Anita Pyke (Petproject.mobi) moderated a panel with Juliana Rotich (Ushahidi and Afrigadget), Steve Daniels (Makeshift Magazine and writer of Making Do) and John Kidendafor a discussion that was billed as follows:
From bicycle-powered mobile phone chargers to a helicopter built from an old Honda Civic and the remains of a crashed 747, Africa has been producing a unique strain of innovators long before the maker movement started trending in the US. With projects ranging from the practical (DIY biofuel systems), to the whimsical (home-made robots), street-level makers in the most resource-poor communities show time and again that the only essential materials for innovation are ingenuity and ambition.
They started with sharing some examples:
- Small-scale incubator made by Geoffrey Kago.
- Sonic fish trap from electronic scrap made by Pascal Katana.
- Kiira electric car made by Makerere University.
- Jua Kali wind turbine made by Access Wind.
- The Fablab in Nairobi.
- Generating energy from scrap by William Kamkwamba in Lilongwe, Malawi.
- Coping with disaster in Thailand with all kind of Thai flood hacks.
- Modular tooling in Nairobi Kenya.
- Lighting homes and workplaces with water bottles (passive solar) in Manila in the Philippines:
[youtube=http://www.youtube.com/watch?v=oyNAbOJFZIc]

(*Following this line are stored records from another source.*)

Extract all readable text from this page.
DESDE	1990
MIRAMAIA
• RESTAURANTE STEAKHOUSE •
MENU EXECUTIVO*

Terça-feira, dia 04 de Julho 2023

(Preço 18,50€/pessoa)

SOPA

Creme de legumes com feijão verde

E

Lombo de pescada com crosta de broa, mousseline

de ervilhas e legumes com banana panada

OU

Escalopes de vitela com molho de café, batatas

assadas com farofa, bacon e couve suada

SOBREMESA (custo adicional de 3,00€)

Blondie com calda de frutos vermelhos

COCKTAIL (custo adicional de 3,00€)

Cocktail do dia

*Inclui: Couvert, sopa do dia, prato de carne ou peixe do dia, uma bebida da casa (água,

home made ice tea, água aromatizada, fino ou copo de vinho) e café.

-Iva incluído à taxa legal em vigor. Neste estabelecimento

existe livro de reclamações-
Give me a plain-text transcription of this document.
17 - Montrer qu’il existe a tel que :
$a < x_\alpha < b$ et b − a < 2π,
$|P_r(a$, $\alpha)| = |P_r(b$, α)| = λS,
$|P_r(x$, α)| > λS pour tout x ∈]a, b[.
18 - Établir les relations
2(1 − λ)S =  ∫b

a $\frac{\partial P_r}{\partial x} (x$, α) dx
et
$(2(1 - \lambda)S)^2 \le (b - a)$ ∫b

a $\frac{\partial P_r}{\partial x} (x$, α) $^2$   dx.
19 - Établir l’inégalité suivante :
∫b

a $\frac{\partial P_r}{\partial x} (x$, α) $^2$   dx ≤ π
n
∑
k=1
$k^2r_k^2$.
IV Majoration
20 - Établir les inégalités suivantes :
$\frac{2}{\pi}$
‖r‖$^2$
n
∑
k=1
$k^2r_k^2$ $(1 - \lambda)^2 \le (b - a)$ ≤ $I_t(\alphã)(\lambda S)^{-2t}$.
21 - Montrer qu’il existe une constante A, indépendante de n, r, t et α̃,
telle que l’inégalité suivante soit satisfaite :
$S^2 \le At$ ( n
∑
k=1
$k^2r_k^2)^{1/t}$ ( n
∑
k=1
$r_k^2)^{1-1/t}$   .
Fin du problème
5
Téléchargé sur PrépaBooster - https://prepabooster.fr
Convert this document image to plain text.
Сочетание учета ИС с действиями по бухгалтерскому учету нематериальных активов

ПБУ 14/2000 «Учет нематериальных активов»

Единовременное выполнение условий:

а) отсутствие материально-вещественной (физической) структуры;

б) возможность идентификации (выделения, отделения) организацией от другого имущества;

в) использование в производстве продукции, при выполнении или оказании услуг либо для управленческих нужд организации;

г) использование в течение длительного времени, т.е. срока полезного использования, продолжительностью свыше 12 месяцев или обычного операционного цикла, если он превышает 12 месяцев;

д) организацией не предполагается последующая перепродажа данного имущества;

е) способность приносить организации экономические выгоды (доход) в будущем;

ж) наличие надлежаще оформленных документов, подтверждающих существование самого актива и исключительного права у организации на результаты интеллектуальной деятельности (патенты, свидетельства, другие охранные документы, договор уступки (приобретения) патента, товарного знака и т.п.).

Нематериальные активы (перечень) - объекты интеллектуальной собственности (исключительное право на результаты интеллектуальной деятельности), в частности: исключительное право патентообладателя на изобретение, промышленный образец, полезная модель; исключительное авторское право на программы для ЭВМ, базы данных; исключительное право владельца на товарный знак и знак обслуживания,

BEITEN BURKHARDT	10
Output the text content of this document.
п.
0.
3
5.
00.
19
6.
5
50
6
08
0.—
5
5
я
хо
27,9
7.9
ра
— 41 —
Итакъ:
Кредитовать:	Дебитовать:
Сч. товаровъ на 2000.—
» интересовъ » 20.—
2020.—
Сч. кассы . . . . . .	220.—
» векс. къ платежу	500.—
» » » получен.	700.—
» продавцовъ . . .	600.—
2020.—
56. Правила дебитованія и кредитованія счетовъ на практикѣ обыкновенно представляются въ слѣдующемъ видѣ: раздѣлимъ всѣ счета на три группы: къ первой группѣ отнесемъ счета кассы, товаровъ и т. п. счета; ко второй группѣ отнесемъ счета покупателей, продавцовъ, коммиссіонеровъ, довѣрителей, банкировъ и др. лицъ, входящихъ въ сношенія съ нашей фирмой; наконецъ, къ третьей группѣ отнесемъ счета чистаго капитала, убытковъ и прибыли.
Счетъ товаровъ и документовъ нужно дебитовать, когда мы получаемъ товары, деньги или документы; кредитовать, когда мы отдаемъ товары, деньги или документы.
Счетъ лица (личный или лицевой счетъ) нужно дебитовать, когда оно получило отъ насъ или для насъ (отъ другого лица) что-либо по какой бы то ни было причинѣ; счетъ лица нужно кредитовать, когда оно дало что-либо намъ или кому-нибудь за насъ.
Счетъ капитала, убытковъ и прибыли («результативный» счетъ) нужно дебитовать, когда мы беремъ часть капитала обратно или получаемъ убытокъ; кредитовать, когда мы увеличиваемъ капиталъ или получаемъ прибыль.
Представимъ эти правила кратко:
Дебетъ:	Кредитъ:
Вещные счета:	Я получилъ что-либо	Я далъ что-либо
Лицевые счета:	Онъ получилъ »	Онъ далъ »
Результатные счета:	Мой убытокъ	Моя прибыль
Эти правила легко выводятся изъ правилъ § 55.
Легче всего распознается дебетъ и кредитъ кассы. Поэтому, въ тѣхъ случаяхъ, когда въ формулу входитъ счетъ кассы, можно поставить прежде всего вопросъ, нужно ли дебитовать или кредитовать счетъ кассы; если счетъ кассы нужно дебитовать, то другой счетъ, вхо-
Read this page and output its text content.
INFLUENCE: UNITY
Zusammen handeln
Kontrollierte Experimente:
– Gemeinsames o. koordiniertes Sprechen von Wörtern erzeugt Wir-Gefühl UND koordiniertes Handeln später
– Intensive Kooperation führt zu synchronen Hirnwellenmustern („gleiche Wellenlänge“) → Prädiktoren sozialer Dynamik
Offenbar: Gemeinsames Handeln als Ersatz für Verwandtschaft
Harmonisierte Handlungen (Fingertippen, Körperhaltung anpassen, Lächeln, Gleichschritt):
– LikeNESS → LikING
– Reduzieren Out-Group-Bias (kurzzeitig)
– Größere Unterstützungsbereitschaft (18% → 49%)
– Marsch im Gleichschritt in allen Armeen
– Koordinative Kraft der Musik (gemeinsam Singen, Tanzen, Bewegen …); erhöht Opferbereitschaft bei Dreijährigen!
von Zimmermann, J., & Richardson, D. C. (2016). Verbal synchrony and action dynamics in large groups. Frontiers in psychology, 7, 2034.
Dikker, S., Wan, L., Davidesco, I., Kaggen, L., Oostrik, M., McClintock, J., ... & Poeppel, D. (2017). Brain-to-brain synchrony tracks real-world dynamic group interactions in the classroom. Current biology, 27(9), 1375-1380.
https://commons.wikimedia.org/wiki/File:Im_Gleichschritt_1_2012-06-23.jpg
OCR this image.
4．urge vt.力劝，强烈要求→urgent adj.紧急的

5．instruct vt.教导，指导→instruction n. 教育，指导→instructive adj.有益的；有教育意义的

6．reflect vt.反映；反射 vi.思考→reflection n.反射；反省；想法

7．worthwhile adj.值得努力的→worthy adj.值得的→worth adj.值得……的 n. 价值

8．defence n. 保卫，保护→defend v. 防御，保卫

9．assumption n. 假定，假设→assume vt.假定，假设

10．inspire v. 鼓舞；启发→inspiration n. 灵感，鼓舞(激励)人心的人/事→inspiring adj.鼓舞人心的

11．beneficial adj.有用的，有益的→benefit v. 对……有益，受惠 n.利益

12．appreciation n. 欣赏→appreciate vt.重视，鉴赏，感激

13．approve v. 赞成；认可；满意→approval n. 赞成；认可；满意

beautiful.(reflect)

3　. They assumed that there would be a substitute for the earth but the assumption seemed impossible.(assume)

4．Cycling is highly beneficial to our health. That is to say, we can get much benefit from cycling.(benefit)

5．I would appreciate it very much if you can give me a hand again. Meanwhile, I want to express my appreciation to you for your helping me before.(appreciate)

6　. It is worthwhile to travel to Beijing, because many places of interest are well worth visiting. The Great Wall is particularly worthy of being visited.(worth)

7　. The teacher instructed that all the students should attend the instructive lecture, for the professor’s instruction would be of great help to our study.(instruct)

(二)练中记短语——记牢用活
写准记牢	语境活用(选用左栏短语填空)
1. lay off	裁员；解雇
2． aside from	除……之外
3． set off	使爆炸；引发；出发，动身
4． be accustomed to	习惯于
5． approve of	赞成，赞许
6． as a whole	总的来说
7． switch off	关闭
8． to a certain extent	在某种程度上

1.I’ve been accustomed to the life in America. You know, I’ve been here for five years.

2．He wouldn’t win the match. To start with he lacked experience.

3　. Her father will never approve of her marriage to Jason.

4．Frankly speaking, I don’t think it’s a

The types of environments in which these innovations usually don’t have regulations: often a whitespace area where there isn’t a lot of control. Usually there are many resource constraints driving this type of innovation. All the resources are constanty reused and recycled. On the one hand these informal economies (in Kenya 75% of employment is in the informal economy) allow a space for experimentation, but it also comes with a lot of risks. The speed of adoption is very quick too: if something works, then it is copied fast. Sometimes this inhibits innovation in Kenya, because inventors are afraid that their work will just be copied. The copying problem led to an interesting discussion on intellectual property and how that should be approached in these informal economies. An interesting distinction was the difference between efficiency (making a particular product with as little use of resources as possible) versus resourcefulness (making as much as possible from a limited set of resources).